Due giorni fa, i titoli dei tre principali quotidiani italiani, Il Corriere della Sera, la Repubblica, la Stampa, valorizzavano un aspetto dell’audizione della Banca d’Italia sulla legge di stabilità. Esso riguardava la possibilità di inserire il Tfr in busta paga, fino al 2018. Si faceva notare, al riguardo, il grave attacco alla previdenza integrativa, in particolare a quella dei bassi redditi, che si vedevano ridotte le possibilità di fare affluire ai Fondi di previdenza le risorse, via Tfr.
Francamente si assiste a delle falsità inaudite.
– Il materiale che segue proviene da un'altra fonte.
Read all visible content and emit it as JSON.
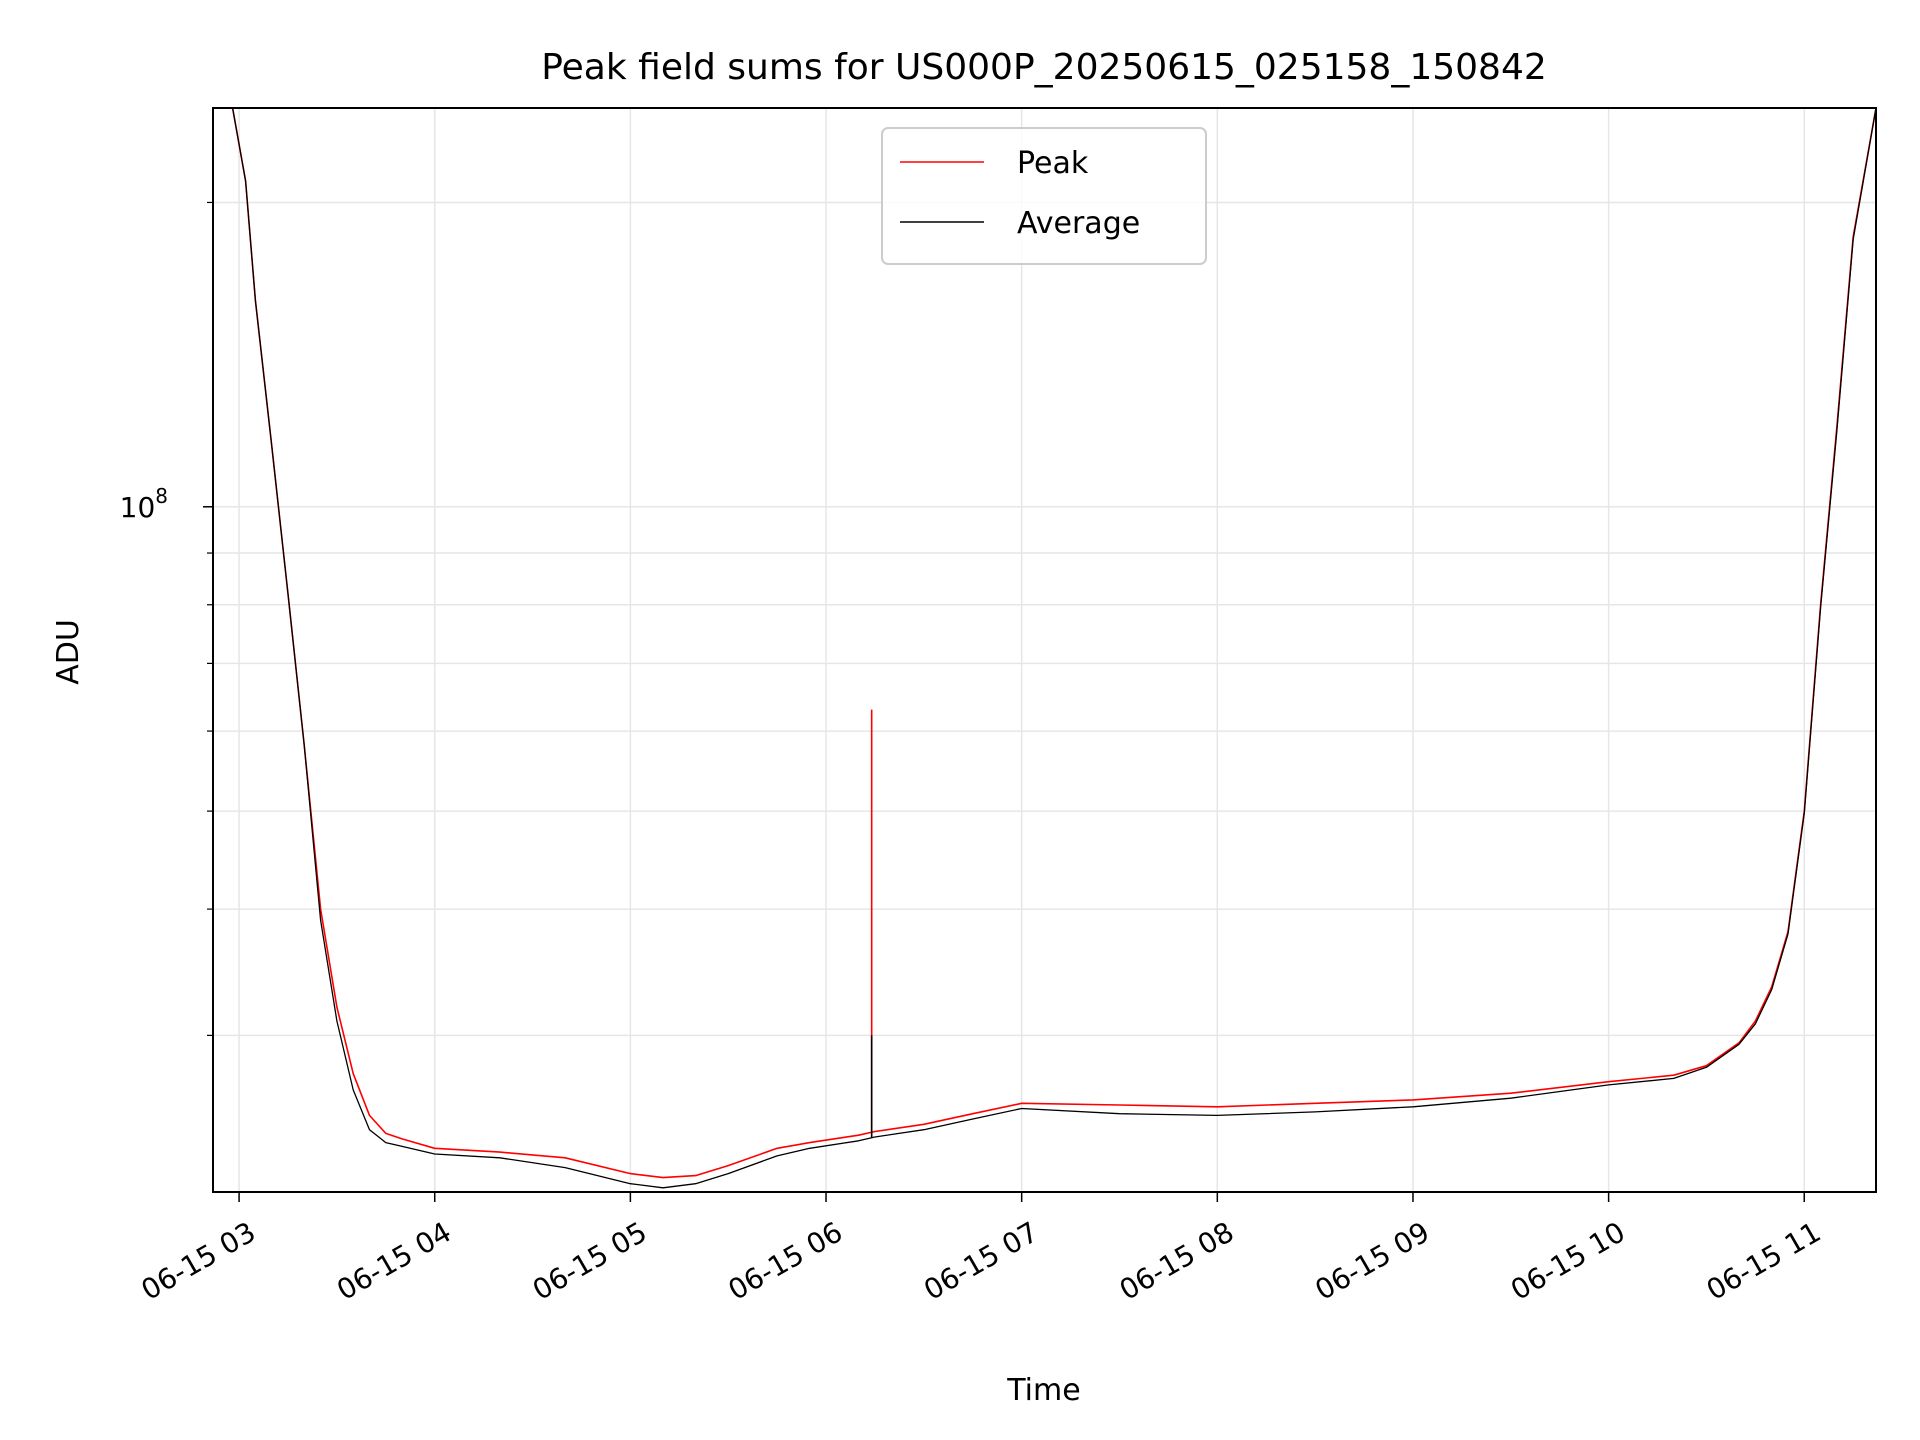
{
  "chart_data": {
    "type": "line",
    "title": "Peak field sums for US000P_20250615_025158_150842",
    "xlabel": "Time",
    "ylabel": "ADU",
    "x_axis": "time",
    "y_scale": "log",
    "xlim": [
      "06-15 02:52",
      "06-15 11:22"
    ],
    "ylim": [
      21000000,
      248000000
    ],
    "x_ticks": [
      "06-15 03",
      "06-15 04",
      "06-15 05",
      "06-15 06",
      "06-15 07",
      "06-15 08",
      "06-15 09",
      "06-15 10",
      "06-15 11"
    ],
    "y_tick_label": {
      "base": "10",
      "exponent": "8",
      "value": 100000000
    },
    "grid": true,
    "legend": "upper center",
    "series": [
      {
        "name": "Peak",
        "color": "#ff0000",
        "x": [
          "06-15 02:52",
          "06-15 02:58",
          "06-15 03:02",
          "06-15 03:05",
          "06-15 03:10",
          "06-15 03:15",
          "06-15 03:20",
          "06-15 03:25",
          "06-15 03:30",
          "06-15 03:35",
          "06-15 03:40",
          "06-15 03:45",
          "06-15 03:50",
          "06-15 04:00",
          "06-15 04:20",
          "06-15 04:40",
          "06-15 05:00",
          "06-15 05:10",
          "06-15 05:20",
          "06-15 05:30",
          "06-15 05:45",
          "06-15 05:55",
          "06-15 06:10",
          "06-15 06:15",
          "06-15 06:30",
          "06-15 06:45",
          "06-15 07:00",
          "06-15 07:30",
          "06-15 08:00",
          "06-15 08:30",
          "06-15 09:00",
          "06-15 09:30",
          "06-15 10:00",
          "06-15 10:20",
          "06-15 10:30",
          "06-15 10:40",
          "06-15 10:45",
          "06-15 10:50",
          "06-15 10:55",
          "06-15 11:00",
          "06-15 11:05",
          "06-15 11:10",
          "06-15 11:15",
          "06-15 11:22"
        ],
        "y": [
          248000000,
          248000000,
          210000000,
          160000000,
          115000000,
          82000000,
          58000000,
          40000000,
          32000000,
          27500000,
          25000000,
          24000000,
          23700000,
          23200000,
          23000000,
          22700000,
          21900000,
          21700000,
          21800000,
          22300000,
          23200000,
          23500000,
          23900000,
          24100000,
          24500000,
          25100000,
          25700000,
          25600000,
          25500000,
          25700000,
          25900000,
          26300000,
          27000000,
          27400000,
          28000000,
          29500000,
          31000000,
          33500000,
          38000000,
          50000000,
          80000000,
          120000000,
          185000000,
          248000000
        ]
      },
      {
        "name": "Average",
        "color": "#000000",
        "x": [
          "06-15 02:52",
          "06-15 02:58",
          "06-15 03:02",
          "06-15 03:05",
          "06-15 03:10",
          "06-15 03:15",
          "06-15 03:20",
          "06-15 03:25",
          "06-15 03:30",
          "06-15 03:35",
          "06-15 03:40",
          "06-15 03:45",
          "06-15 03:50",
          "06-15 04:00",
          "06-15 04:20",
          "06-15 04:40",
          "06-15 05:00",
          "06-15 05:10",
          "06-15 05:20",
          "06-15 05:30",
          "06-15 05:45",
          "06-15 05:55",
          "06-15 06:10",
          "06-15 06:15",
          "06-15 06:30",
          "06-15 06:45",
          "06-15 07:00",
          "06-15 07:30",
          "06-15 08:00",
          "06-15 08:30",
          "06-15 09:00",
          "06-15 09:30",
          "06-15 10:00",
          "06-15 10:20",
          "06-15 10:30",
          "06-15 10:40",
          "06-15 10:45",
          "06-15 10:50",
          "06-15 10:55",
          "06-15 11:00",
          "06-15 11:05",
          "06-15 11:10",
          "06-15 11:15",
          "06-15 11:22"
        ],
        "y": [
          248000000,
          248000000,
          210000000,
          160000000,
          115000000,
          82000000,
          58000000,
          39000000,
          31000000,
          26500000,
          24200000,
          23500000,
          23300000,
          22900000,
          22700000,
          22200000,
          21400000,
          21200000,
          21400000,
          21900000,
          22800000,
          23200000,
          23600000,
          23800000,
          24200000,
          24800000,
          25400000,
          25100000,
          25000000,
          25200000,
          25500000,
          26000000,
          26800000,
          27200000,
          27900000,
          29400000,
          30800000,
          33300000,
          37800000,
          49800000,
          79500000,
          119000000,
          184000000,
          248000000
        ]
      }
    ],
    "spikes": [
      {
        "series": "Peak",
        "x": "06-15 06:14",
        "y": 63000000
      },
      {
        "series": "Average",
        "x": "06-15 06:14",
        "y": 30000000
      }
    ]
  }
}
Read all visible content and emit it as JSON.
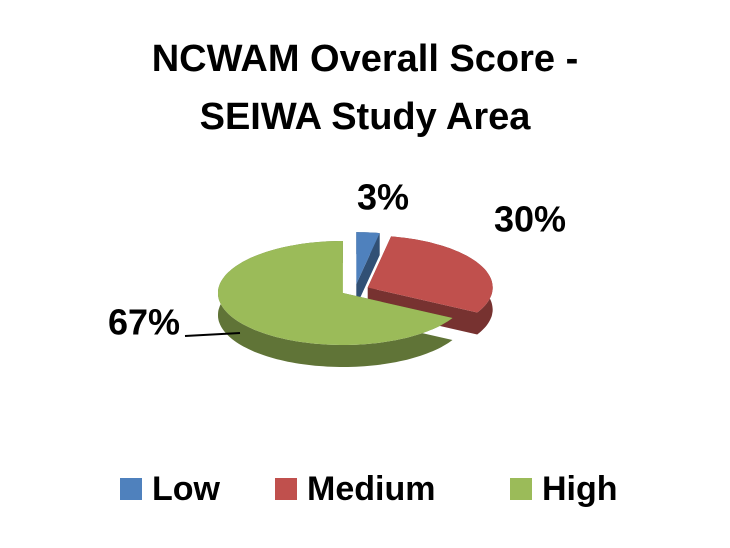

Innanzitutto non è vero che il Tfr alimenti la previdenza integrativa. Esiste sì una legge, che ne prevede la possibilità. Ma tale legge è rimasta in gran parte inattuata. Tanto è vero che dal Tfr vanno ben pochi fondi alla previdenza integrativa.
A quindici-venti anni dal varo delle norme, e dunque in una fase consolidata, al massimo un lavoratore su quattro destina i fondi del Tfr alla previdenza integrativa. Si tratta di una scelta ponderata: è necessario, per legge, apporre una firma sull’esclusione dei Fondi dal Tfr alla previdenza integrativa. Negli ultimi anni, inoltre, una buona parte dei lavoratori, colpita dalla crisi, resta iscritta ai Fondi, ma non versa più.
In secondo luogo non è affatto vero che i fondi destinati appartengano ai redditi più bassi. Essi, al contrario, appartengono alle scale alte dei redditi da lavoro dipendente: in particolare, quelle altamente sindacalizzate, come testimoniano i titoli dei fondi principali: chimico, metalmeccanico, eccetera.
Nel settore pubblico, il decollo si è risolto in un grande flop. I Fondi del settore autonomo non sono affatto decollati: il lavoro autonomo italiano non è affatto stupido, e preferisce gestirsi da solo i propri risparmi, piuttosto che affidarli agli organismi collettivi. Tanto più ora che il saggio di interesse, il provento di gran lunga più rilevante, è ormai prossimo allo zero.
Vanno aggiunte le alte spese di amministrazione, tra cui la manutenzione di organismi sindacal-confindustriali che di previdenza non capiscono assolutamente niente. È, inoltre, una vergogna che i sindacalisti partecipino, dato che si può rilevare che i rendimenti sono alti se la contrattazione salariale va male.
Tale atteggiamento aberrante della grande stampa, peraltro, sarebbe giustificato qualora fosse obbligatoria la devoluzione del Tfr ai Fondi pensione. È una tentazione che tuttora attira i politici. Solo, essi ne temono le conseguenze in termini di consenso. Consenso sia del lavoro dipendente, che se frega altamente della previdenza integrativa. Sia del lavoro autonomo, che segue lo stesso orientamento. Sia del lavoro autonomo, inteso come datore di lavoro, che utilizza il Tfr come un prestito a basso saggio di interesse.
Ora, su quest’ultimo aspetto il governo avrebbe provveduto, tramite la devoluzione del Tfr in busta paga, accompagnata da un prestito dell’Abi, al tasso del Tfr, alle imprese che si vedono mancare i fondi. Si tratta però di una norma insensata, soprattutto perché si tratta di un rimedio temporaneo: fino al 2018 l’Abi prende infatti a prestito a tasso nullo dalla Bce. I consumi vengono scoraggiati, perché niente è garantito per dopo.
Su questo andava impostata un’altra politica, che passava per l’Inps come garante ed intermediario del prestito, da devolvere ai propri iscritti all’Inps, e da reperire presso le grandi banche. In questo caso non ci sono i pericoli per i consumi, perché il prestito è permanente. Si aprono sterminati spazi per il lavoro autonomo, non solo in termini di finanziamento del Tfr mancante, ma anche come utente diretto del prestito, tramite l’Inps.
Tutto questo can-can mediatico, invece, oscura uno dei più innovativi provvedimenti della legge di stabilità, il Tfr in busta paga. I padroni della grande stampa sono infatti interessati a truffare i lavoratori non solo sulla borsa, come è avvenuto ampiamente in passato, ma anche sulla vita (cioè la previdenza, che è la vita).